Last Updated: 2020-09-07 16:41:49 UTC
by Didier Stevens (Version: 1)
A reader asked if a particular Emotet sample was a malformed ZIP file. It is not, and I will explain why you might think it is in this diary entry.
I create an example Word document, and save it as a .doc file (OLE file).
When I look at it with my tool zipdump.py, I get this output:
Why do I get output for a ZIP file, when the .doc file is an ole file?
What the reader noticed, is that when they used my tool zipdump.py with option -f L to find and list all PKZIP record, the output showed that there was data before the first PKZIP record (p = prefix, 10566 bytes) and after the last PKZIP record (s = suffix, 12898 bytes):
We have indeed seen ZIP files with data prepended or appended, to try to fool anti-virus products. But this is not the case here.

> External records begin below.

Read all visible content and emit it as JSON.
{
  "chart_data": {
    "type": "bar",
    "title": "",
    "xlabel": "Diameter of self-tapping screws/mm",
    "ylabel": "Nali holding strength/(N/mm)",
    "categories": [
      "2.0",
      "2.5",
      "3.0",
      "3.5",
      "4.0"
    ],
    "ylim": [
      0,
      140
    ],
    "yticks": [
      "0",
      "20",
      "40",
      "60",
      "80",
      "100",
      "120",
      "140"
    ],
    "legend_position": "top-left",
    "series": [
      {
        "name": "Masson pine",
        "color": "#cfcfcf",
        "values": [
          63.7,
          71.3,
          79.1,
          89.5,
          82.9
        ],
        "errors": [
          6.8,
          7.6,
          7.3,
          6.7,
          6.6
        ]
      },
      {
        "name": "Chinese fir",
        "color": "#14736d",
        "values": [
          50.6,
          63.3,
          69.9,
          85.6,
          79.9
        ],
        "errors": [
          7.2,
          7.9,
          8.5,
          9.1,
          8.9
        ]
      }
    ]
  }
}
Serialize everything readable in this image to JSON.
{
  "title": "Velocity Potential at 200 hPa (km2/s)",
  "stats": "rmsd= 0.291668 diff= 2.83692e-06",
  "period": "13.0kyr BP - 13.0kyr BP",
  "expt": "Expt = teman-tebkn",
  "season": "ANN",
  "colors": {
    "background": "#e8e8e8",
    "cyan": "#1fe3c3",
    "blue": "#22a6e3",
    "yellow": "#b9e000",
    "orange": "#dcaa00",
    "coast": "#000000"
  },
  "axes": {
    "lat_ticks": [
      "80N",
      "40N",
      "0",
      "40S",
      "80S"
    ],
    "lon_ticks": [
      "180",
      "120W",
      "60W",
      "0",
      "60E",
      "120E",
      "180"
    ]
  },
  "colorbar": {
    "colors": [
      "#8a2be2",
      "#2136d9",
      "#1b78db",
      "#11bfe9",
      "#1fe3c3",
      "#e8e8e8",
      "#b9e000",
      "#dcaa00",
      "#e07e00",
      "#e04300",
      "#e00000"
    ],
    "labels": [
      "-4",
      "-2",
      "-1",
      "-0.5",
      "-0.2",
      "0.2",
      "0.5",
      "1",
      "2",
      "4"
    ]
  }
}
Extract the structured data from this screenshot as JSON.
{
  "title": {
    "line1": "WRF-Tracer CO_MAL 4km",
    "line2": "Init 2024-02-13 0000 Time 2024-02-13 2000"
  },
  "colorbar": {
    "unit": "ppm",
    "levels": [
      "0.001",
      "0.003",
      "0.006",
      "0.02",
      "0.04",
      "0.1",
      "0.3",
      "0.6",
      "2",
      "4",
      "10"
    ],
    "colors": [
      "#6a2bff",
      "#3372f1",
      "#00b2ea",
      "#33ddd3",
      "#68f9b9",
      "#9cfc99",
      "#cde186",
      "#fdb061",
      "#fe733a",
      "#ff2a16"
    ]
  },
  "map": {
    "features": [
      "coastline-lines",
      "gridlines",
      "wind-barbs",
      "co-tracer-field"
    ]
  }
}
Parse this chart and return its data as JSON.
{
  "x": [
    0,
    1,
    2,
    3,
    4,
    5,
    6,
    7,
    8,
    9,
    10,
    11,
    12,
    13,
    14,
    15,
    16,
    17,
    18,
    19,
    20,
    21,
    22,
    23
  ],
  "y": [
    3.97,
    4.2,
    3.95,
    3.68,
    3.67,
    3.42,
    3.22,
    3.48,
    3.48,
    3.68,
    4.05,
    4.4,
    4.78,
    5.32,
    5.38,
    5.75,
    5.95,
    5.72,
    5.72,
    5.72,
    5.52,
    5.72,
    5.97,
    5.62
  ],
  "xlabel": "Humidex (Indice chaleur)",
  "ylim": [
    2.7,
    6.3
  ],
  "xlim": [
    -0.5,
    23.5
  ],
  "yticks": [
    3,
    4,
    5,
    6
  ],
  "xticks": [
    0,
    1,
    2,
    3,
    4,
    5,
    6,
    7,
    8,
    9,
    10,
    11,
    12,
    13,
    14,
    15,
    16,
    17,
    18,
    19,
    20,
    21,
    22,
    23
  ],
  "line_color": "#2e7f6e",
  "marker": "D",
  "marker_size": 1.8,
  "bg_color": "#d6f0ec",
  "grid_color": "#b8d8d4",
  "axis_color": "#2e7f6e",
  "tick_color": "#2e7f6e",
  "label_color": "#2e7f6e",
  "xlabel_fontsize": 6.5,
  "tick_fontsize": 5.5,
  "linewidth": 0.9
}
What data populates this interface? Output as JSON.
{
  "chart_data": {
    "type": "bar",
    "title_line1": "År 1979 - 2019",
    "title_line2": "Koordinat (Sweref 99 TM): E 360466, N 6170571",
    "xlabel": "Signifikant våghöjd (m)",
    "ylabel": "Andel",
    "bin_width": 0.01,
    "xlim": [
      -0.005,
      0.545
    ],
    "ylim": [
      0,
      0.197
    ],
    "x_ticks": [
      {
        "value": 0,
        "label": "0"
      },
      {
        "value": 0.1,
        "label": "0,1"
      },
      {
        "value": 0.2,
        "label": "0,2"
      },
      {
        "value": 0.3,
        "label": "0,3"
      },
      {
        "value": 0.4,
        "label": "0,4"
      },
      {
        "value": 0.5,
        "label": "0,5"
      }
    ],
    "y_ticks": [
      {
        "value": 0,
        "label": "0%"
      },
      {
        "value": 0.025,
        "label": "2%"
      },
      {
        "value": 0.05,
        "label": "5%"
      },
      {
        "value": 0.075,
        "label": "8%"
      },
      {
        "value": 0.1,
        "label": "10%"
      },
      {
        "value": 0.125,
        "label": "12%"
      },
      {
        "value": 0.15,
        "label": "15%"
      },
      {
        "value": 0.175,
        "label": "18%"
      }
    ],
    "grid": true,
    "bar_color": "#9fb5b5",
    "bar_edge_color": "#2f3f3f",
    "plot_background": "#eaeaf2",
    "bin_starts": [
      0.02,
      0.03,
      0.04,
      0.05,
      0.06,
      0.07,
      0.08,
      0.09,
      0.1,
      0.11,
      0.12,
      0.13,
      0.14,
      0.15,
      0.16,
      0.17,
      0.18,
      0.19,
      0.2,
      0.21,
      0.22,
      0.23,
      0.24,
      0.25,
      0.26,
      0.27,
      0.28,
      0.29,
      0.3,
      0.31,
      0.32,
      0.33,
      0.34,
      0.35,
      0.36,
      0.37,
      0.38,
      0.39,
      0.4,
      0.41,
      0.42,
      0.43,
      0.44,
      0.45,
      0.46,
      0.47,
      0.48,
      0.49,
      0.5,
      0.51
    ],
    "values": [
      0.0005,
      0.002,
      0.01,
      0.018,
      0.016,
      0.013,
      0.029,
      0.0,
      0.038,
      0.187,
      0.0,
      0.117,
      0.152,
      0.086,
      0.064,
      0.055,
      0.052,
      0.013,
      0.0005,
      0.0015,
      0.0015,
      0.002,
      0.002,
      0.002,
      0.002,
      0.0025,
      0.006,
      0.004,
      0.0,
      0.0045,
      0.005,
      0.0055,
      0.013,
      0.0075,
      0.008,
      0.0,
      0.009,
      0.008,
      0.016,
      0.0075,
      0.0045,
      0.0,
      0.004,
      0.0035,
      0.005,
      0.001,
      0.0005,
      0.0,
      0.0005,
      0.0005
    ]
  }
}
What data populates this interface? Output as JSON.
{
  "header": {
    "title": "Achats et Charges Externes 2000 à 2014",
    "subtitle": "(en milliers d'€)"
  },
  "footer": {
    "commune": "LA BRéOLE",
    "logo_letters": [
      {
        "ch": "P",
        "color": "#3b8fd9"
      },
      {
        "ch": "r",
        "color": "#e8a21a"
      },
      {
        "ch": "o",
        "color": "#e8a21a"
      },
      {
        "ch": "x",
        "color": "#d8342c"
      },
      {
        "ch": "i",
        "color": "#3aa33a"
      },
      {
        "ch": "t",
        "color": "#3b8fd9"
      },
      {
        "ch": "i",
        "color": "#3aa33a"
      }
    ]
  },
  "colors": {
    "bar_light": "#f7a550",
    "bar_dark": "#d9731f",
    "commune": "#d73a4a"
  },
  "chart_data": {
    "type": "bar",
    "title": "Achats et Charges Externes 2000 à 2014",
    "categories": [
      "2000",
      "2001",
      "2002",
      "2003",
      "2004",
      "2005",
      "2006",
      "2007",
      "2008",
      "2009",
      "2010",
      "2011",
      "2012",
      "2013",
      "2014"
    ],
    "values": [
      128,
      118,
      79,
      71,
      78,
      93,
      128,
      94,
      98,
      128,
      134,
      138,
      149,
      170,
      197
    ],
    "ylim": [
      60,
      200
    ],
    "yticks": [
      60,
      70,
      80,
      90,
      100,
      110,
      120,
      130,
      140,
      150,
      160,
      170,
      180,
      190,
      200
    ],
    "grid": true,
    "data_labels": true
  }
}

What is going on, is that each .doc file created with Office contains an embedded ZIP file with theme data.
When I use oledump.py with its YARA option to do an ad hoc search for filename theme1.xml, I see that this string is in the 1Table stream. This is where the ZIP file is embedded:
This file theme1.xml, found in a ZIP file embedded in an OLE file (.doc), is also present in the OOXML format (.docx):
.doc files (and also .xls files) created with Microsoft Office contain an embedded ZIP file with theme data, and this ZIP file can be found with zipdump.py.